Friday, November 21, 2014
Senate’s rejection of Keystone pipeline sets up vote for next year
Washington—The Senate yesterday narrowly rejected a bill that would have moved the long-awaited Keystone XL pipeline project forward. Senate Republicans said they’ll have the bill back on the Senate floor in 2015, when they’ll be the majority party. Final approval of the pipeline next year is not a done deal though.
While the House has voted favorably on the pipeline numerous times, including last week, and the number of Democratic Keystone supporters and Republicans in the Senate will likely ensure a filibuster-proof majority on the issue, there’s a good chance there won’t be enough Republicans and supportive Democrats in the Senate to overcome a presidential veto should President Obama make good on his threat.

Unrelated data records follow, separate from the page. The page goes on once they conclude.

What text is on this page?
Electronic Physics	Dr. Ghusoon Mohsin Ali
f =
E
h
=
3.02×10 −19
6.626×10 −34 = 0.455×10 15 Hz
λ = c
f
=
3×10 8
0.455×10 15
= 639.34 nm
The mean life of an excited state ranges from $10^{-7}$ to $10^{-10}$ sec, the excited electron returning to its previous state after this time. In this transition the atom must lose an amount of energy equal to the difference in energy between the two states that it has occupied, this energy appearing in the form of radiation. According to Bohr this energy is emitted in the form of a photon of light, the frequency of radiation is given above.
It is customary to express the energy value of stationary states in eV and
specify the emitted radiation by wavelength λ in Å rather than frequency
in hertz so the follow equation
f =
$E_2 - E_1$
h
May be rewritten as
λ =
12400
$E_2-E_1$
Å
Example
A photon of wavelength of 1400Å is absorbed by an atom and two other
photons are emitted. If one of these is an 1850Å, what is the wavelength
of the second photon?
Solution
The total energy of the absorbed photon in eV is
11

The Keystone XL project is a proposed 1,179 mile, 36-inch-diameter pipeline that would carry crude oil from Alberta, Canada, to Nebraska. It has been awaiting a presidential permit for more than six years.
“Agriculture is an energy-intensive industry, which is why farmers and ranchers support the Keystone XL pipeline project as part of a larger effort to ensure the availability and affordability of all energy sources,” said Andrew Walmsley, American Farm Bureau Federation energy specialist. “It takes a lot of energy in many forms to water crops, run tractors and combines and keep cows, pigs, chickens and other animals comfortable, healthy and safe.”